To exercise your rights, please contact us by e-mail: ilyrics.net@yandex.com . If necessary, we may request additional information to verify your identity to prevent unauthorized access.

11. Procedure for verifying requests and confirming identity

We take reasonable steps to verify the identity of the applicant. To do this, we may request a copy of the identity document and other information necessary to establish the legitimacy of the request. We will store such verification information only for the time necessary for the verification and then delete it.

12. Children

The Site is not intended for children under 13 (or such other age as may be established in your jurisdiction). We do not knowingly collect personal information from children. If you believe that personal information from a child has been provided to the Site, please contact us to have it removed.

13. Data Security

We use technical and organizational measures to protect personal data from unauthorized access, destruction, modification or dissemination. These measures include: encryption during transmission (TLS/HTTPS), need-to-know access restrictions, regular updates and backups, security audits. Despite these efforts, an absolute guarantee of security cannot be provided.

14. Notification of Security Breaches

In the event of a personal data breach, we act in accordance with applicable law: we will notify the relevant supervisory authorities and affected persons within the timeframes required by law (e.g. in the EU - without undue delay and, if there is a risk, within 72 hours of discovery).

15. Third-Party Sites and Embedded Content

Our site may contain links to external resources, plugins, and embedded content (videos, cards, etc.). We do not control the privacy practices of such third-party sites. We recommend that you review their privacy policies before transferring data.

16. Sale of Personal Data

We do not sell personal data to third parties. If our business model changes in the future to include the sale of personal data, we will ensure that we comply with all applicable requirements (including notification and the ability to opt-out for residents of relevant jurisdictions).

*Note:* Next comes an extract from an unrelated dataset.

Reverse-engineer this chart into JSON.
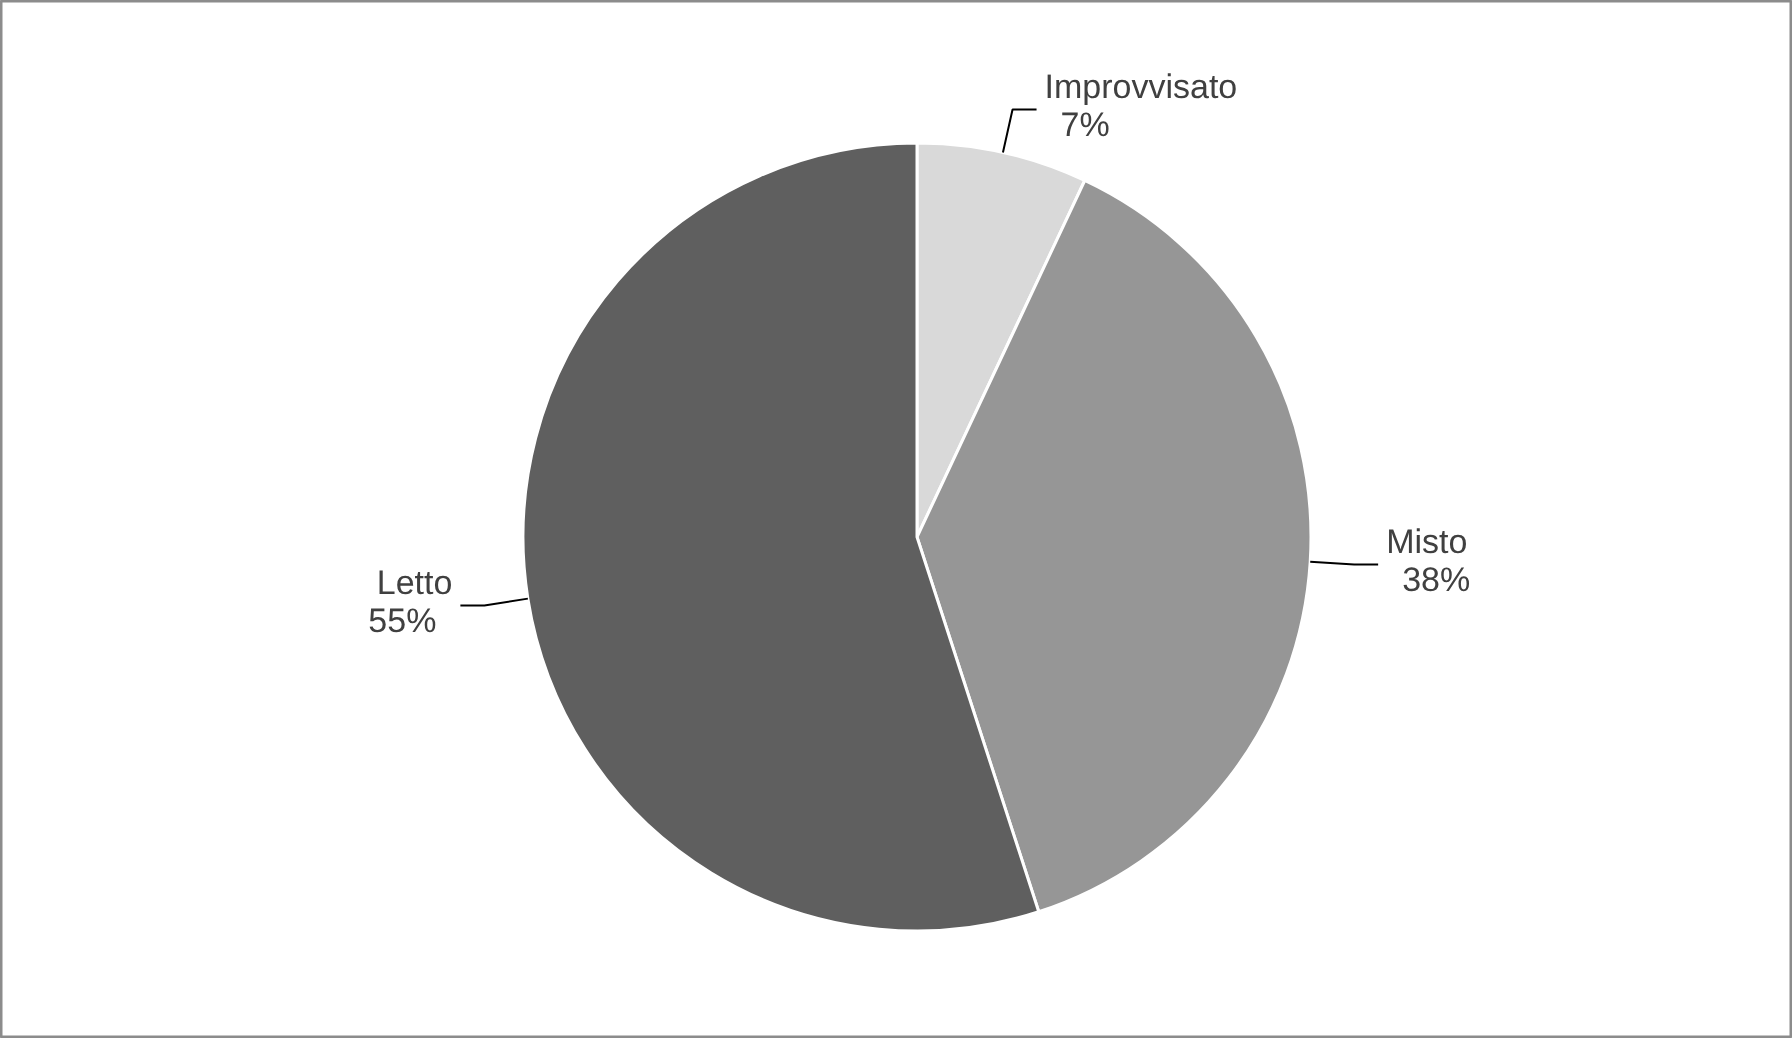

17. Contacts and Exercise of Rights

For all questions related to the processing of personal data, requests for access, correction, deletion, portability or other privacy issues, write to:

Email: ilyrics.net@yandex.com

In the letter, indicate the subject of the request (for example, "Request: Access under GDPR" or "CCPA: Do not sell my personal information") and, if possible, the information necessary to process the request (e-mail, description of the requested data, links).

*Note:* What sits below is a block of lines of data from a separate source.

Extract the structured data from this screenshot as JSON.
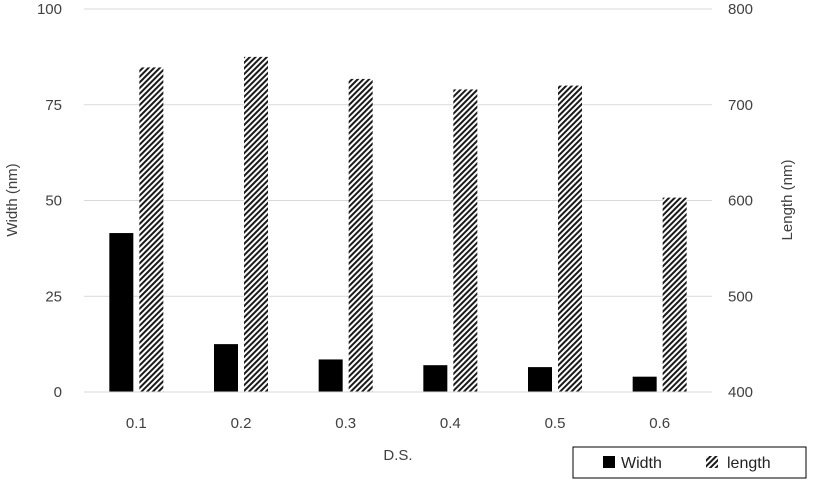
{
  "chart_data": {
    "type": "bar",
    "title": "",
    "xlabel": "D.S.",
    "ylabel": "Width (nm)",
    "y2label": "Length (nm)",
    "categories": [
      "0.1",
      "0.2",
      "0.3",
      "0.4",
      "0.5",
      "0.6"
    ],
    "ylim": [
      0,
      100
    ],
    "y2lim": [
      400,
      800
    ],
    "yticks": [
      "0",
      "25",
      "50",
      "75",
      "100"
    ],
    "y2ticks": [
      "400",
      "500",
      "600",
      "700",
      "800"
    ],
    "grid": true,
    "legend_position": "bottom-right",
    "series": [
      {
        "name": "Width",
        "axis": "left",
        "pattern": "solid",
        "color": "#000000",
        "values": [
          41.5,
          12.5,
          8.5,
          7,
          6.5,
          4
        ]
      },
      {
        "name": "length",
        "axis": "right",
        "pattern": "diagonal-hatch",
        "color": "#000000",
        "values": [
          739,
          750,
          727,
          716,
          720,
          603
        ]
      }
    ]
  }
}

18. Complaints to Supervisory Authorities

If you believe that your rights have been violated and we have not been able to resolve the issue directly, you have the right to lodge a complaint with the relevant data protection supervisory authority in your country (e.g. the EU/member state data protection authority, Roskomnadzor for Russia, the FTC/state regulator for the US, etc.).

19. Changes to the Privacy Policy

We may update this Policy from time to time. Whenever significant changes are made, we will publish a new version with an effective date and, where appropriate, notify users. The current version is effective from "01.01.2025" (specify date).

20. Legal Disclaimers

This Policy does not constitute legal advice. For specific legal advice, please consult a qualified professional in your jurisdiction. We strive to comply with legal requirements in different countries, but the specific implementation of rights and procedures may vary depending on local laws.